Killer whales colonised the oceans in 200,000 years
They're highly social and found all around the world. New research shows just how quickly orca groups spread.
Killer whales, like humans, spread around the world thanks to small "founder" groups that pushed the species into new environments, according to a genetic study published in Nature Communications.
Andrew Foote from the University of Bern in Switzerland, Jochen Wolf from Sweden's Uppsala University and colleagues from around the world sequenced genomes of 50 killer whales from five different groups in the North Pacific and Antarctic regions.
They found whenever a group split off to venture into new territory, their founder population initially declined but bounced back quickly.
Killer whales (Orcinus orca) are the largest species of the dolphin family. Different groups enjoy different menus, from penguins and seals to fish and reptiles.
Killer whales that live in Antarctica, for instance, have a menu very different to those in the warmer Pacific Ocean.

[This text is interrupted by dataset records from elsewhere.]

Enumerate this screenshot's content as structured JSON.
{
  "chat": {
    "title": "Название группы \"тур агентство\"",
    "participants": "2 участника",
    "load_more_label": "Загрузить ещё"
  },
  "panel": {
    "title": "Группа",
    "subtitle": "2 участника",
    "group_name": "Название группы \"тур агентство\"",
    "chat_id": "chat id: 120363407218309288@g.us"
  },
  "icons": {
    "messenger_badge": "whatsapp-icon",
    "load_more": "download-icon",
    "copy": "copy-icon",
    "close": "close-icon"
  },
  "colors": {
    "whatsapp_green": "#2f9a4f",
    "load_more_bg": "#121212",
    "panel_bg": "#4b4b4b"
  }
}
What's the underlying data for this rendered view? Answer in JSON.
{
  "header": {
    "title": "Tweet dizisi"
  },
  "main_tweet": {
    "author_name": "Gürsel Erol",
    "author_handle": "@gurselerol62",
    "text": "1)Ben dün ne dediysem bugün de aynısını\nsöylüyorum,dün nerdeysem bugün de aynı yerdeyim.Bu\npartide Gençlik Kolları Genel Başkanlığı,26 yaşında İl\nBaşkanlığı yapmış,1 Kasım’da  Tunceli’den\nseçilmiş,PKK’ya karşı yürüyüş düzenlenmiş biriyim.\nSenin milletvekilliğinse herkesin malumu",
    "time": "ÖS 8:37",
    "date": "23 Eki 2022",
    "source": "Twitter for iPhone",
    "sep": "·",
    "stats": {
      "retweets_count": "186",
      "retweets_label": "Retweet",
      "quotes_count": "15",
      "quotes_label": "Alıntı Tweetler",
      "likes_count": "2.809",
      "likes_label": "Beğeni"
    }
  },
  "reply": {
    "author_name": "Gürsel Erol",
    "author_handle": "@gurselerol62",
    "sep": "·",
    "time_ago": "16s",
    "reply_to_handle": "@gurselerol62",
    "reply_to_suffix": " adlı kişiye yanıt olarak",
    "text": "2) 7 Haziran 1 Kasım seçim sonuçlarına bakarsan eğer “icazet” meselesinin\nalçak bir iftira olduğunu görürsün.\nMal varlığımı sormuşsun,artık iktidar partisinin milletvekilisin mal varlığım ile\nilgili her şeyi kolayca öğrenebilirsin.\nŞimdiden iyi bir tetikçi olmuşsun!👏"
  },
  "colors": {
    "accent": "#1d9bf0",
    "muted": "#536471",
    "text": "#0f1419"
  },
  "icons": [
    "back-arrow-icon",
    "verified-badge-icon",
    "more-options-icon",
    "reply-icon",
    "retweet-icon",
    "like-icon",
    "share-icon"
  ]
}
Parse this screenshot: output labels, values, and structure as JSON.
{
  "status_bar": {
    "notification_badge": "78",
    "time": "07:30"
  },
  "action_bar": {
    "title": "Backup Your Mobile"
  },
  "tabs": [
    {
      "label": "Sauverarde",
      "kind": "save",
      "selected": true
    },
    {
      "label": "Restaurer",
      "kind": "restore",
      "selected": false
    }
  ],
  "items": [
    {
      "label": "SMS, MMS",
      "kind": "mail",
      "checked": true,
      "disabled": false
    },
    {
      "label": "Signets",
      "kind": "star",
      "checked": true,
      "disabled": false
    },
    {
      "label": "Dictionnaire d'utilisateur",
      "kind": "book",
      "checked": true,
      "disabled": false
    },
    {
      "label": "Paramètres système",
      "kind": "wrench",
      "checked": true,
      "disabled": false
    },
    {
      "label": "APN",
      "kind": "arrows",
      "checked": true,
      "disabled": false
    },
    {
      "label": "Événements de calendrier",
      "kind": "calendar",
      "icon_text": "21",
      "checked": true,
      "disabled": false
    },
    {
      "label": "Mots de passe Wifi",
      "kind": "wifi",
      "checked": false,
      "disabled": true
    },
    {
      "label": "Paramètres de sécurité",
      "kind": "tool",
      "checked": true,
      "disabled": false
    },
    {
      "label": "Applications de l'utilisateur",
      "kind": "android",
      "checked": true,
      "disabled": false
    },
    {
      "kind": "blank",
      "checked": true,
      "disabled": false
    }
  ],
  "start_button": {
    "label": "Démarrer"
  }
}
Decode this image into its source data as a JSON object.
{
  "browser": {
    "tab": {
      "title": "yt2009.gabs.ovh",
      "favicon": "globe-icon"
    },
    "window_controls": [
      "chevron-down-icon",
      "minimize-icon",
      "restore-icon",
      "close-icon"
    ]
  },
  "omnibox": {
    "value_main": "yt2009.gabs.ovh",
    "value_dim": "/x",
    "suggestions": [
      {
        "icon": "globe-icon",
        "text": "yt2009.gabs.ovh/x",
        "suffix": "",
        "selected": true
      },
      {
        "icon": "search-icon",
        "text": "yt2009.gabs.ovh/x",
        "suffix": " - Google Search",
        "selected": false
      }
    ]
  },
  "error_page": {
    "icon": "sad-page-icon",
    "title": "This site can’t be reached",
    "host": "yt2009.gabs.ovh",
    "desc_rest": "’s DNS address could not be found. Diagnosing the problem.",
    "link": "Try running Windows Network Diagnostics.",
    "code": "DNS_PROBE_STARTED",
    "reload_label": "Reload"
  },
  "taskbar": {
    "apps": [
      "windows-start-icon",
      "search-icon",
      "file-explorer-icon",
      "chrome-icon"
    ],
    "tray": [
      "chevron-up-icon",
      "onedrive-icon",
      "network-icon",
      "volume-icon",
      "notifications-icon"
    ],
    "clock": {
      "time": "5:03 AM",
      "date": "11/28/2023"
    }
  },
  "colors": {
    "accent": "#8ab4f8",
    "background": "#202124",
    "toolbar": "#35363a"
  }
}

There are also differences in the diets of resident and transient populations. In North Pacific coastal waters, transient killer whales tend to feast on mammals while resident populations eat fish.
They each diverged from common ancestors around 68,000 and 35,000 years ago respectively.
Foote, Wolf and colleagues analysed genomes from skin biopsies of 10 individuals each from the North Pacific transient and resident populations, seven Antarctic mammal-eaters, 11 penguin-eaters also from Antarctica, and 10 of the smallest killer whales, which happen to dine on fish.
They found the killer whales' most recent common ancestor lived around 126,000 to 227,000 years ago.
Whenever a founder group split off, it appeared their population dropped for a short time, then grew quickly. This was seen across all five groups.
A more in-depth genomic examination of a North Atlantic female and North Pacific resident male found a similar genetic trajectory.
A few genetic quirks were uncovered. Antarctic killer whales have "enriched" genes involved in developing fatty tissue compared to their temperate counterparts.
The mammal-eating specimens (from the North Pacific and Antarctica) shared genes that played a role in the methionine cycle, which breaks down the amino acid methionine into other compounds such as cysteine.
This is likely because mammal meat is high in methionine, so those killer whales need to break it down more efficiently.